The primitives the App API is built on. These are stable but lower-level — most consumers should prefer the App API where one exists.

CommandDescription
createblockCreate a new block (pane) in a tab
createsubblockCreate a sub-block within a parent block
deleteblockDelete a block
deletesubblockDelete a sub-block
blockinfoGet block metadata and file info
blockslistList all blocks, optionally filtered by window or workspace
CommandDescription
controllerinputSend input to a block’s controller (terminal input, signals, resize)
controllerresyncResync or restart a block’s controller
controllerrestartRestart a block’s controller
controllerstopStop a block’s controller
captureblockscreenshotCapture a screenshot of a block’s content
CommandDescription
filereadRead a file’s contents
filewriteWrite contents to a file
filecreateCreate a new file
filedeleteDelete a file
fileappendAppend data to a file
filecopyCopy a file
filemoveMove/rename a file
filemkdirCreate a directory
filelistList files in a directory
fileliststreamStream a directory listing (for large directories)
filereadstreamStream file contents
filestreamtarStream a tar archive of files
fileinfoGet file metadata
filejoinJoin file paths
CommandDescription
eventpublishPublish an event to the event bus
eventrecvReceive/handle an event
eventsubSubscribe to events by type and scope
eventunsubUnsubscribe from a specific subscription
eventunsuballUnsubscribe from all subscriptions
eventreadhistoryRead historical events
CommandDescription
connconnectConnect to a remote host
conndisconnectDisconnect from a remote host
connensureEnsure a connection is established
connlistList active connections
connlistawsList available AWS connections
connstatusGet status of all connections
CommandDescription
getmetaGet metadata for a wave object
setmetaSet metadata on a wave object
setviewSet a block’s view type
getfullconfigGet the complete configuration
getvar / setvarGet / set a config variable
CommandDescription
authenticateAuthenticate with a token string
authenticatetokenAuthenticate with structured token data

A few commands return async streams instead of single responses:

  • fileliststream — directory entries progressively
  • filereadstream — file contents in chunks
  • filestreamtar — tar archive bytes

The frontend client surfaces these as AsyncGenerator objects; over the wire each chunk is a JSON-RPC notification on the same connection. For live agent output, subscribe to the relevant agent block via eventsub rather than polling agent.output.
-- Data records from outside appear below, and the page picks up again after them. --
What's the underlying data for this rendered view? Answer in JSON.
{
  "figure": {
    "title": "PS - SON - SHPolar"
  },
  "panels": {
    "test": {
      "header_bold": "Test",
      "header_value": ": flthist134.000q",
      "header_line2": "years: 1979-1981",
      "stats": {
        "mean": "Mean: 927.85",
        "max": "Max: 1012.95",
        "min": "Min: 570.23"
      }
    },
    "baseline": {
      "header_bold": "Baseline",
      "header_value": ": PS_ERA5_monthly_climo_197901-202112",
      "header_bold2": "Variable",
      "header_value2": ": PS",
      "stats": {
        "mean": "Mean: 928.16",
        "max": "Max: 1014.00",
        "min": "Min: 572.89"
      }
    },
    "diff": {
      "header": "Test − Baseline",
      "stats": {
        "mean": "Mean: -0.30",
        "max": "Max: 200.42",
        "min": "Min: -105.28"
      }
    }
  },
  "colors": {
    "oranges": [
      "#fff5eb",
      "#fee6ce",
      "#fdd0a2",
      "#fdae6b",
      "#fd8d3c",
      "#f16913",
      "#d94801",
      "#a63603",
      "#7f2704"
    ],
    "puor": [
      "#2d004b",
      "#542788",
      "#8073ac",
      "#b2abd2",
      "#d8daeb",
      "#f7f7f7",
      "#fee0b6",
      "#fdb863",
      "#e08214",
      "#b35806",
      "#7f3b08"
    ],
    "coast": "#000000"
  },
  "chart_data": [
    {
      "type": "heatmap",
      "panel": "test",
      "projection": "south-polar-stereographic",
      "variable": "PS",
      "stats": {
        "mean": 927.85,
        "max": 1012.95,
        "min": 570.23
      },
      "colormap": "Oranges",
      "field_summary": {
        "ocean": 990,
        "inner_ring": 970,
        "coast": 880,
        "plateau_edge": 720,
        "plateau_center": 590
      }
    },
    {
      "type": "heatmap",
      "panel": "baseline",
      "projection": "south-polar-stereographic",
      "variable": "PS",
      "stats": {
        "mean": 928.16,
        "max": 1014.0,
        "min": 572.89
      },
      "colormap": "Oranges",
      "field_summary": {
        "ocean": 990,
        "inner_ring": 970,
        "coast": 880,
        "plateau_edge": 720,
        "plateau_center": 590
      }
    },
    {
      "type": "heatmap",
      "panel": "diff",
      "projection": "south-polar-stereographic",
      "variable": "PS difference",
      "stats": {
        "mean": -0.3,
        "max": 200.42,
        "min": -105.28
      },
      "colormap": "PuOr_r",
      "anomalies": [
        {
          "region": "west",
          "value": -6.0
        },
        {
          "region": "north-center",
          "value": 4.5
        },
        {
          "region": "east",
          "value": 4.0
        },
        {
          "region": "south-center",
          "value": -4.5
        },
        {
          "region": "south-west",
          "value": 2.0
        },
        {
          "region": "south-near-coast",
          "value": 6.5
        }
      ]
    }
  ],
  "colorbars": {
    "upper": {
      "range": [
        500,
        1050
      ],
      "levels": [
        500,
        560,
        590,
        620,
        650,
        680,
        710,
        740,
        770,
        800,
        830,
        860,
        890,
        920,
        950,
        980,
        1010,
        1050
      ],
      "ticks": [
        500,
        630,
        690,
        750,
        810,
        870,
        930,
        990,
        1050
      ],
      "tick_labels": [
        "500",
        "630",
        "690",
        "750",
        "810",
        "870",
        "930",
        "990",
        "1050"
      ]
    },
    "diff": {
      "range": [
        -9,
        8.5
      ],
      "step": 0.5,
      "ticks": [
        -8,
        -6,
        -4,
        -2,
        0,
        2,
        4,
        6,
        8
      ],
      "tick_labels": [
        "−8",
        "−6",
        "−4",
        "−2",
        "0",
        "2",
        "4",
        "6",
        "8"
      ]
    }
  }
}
Be aware of what the API currently does and does not enforce.

By the trust model, agent processes are sub-trusted: they run as the user but are not given the sidecar’s auth key. That’s the intended boundary. The Agent App API is the narrow surface across that boundary — the only RPC entry points an agent can reach.

In the current implementation, an agent that authenticates to the App API gets broad access to the workspace: spawn panes, mutate workspace state, send messages, read and write blocks. There is no per-tool permission scope, no allow-list of which RPCs a given agent may call, no rate limiting beyond what the underlying RPC machinery provides.

Concrete advice:

  • Treat the Agent App API as a privilege boundary you opt into per agent. An agent you don’t trust should not be given API access.
  • Default-deny in your own workflow: don’t enable the API for agents whose Memory bundle isn’t from a source you trust.
  • The audit endpoint logs every RPC call. If you’re running a less-trusted agent, watch the log.

A finer-grained permission model (per-agent allow-lists, scoped RPC capabilities) is on the roadmap. This page will be updated when it lands.